For MI, the American College of Cardiology/American Heart Association guidelines recommend a 12-hour observation period for those presenting with chest pain who are determined to be of low risk. This strategy was found to be safe and efficacious for cocaine abusers.

For the treatment of arrhythmias, the authors recommended assessing the patient thoroughly by checking the body temperature, hemodynamic stability, pH levels and presence of ischemia, and conducting an ECG and balancing electrolytes. Sodium bicarbonate can be used to treat cocaine toxicity, and benzodiazepines can be used to treat the heightened sympathetic tone. Nonselective beta-blockers are also a treatment option, according to researchers.

Class 1A/1C drugs should be avoided because of their similar mechanism of action as cocaine.

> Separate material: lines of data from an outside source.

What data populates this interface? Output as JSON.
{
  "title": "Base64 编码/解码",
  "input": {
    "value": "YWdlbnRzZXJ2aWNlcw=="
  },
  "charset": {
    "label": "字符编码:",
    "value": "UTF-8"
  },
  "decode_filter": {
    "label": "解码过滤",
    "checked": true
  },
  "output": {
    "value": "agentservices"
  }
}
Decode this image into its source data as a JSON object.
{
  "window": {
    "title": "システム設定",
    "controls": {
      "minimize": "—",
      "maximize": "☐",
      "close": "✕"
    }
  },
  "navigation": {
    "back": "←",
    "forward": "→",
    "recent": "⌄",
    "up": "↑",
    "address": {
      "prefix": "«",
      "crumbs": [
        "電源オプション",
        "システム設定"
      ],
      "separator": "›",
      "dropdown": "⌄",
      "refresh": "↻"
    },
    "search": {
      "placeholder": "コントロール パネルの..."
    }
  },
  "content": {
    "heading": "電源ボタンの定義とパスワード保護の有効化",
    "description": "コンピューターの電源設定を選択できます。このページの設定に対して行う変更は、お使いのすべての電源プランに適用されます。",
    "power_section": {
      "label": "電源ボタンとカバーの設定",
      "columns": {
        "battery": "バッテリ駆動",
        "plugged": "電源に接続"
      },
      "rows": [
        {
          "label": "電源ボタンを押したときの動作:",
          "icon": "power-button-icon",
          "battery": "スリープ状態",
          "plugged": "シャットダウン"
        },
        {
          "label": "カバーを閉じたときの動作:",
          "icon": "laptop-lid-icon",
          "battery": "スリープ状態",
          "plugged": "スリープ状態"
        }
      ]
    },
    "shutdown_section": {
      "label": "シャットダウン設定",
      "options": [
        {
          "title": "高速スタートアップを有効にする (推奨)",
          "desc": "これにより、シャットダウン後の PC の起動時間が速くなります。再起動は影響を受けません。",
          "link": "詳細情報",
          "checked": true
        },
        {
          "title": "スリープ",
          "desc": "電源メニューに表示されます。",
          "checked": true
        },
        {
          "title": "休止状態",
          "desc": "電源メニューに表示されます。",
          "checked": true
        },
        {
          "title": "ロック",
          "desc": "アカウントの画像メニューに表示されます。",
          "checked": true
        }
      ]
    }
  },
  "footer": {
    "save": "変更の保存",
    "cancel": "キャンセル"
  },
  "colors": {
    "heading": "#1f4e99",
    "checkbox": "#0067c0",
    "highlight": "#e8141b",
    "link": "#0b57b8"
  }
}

“Cocaine abuse represents a considerable threat to the integrity of the [CV] system. In contrast to other addictive drugs (eg, heroin, methamphetamines) that exert their harmful effects through a limited mechanism, cocaine has a multitude of pathophysiological pathways by which it affects the [CV] system,” the researchers concluded. “Discouraging reports on the contemporary prevalence of cocaine abuse in teenagers, and even in children, might serve to increase awareness of the possible deleterious future effects of this perilous agent.” – by Cassie Homer

Disclosures: The researchers report no relevant financial disclosures.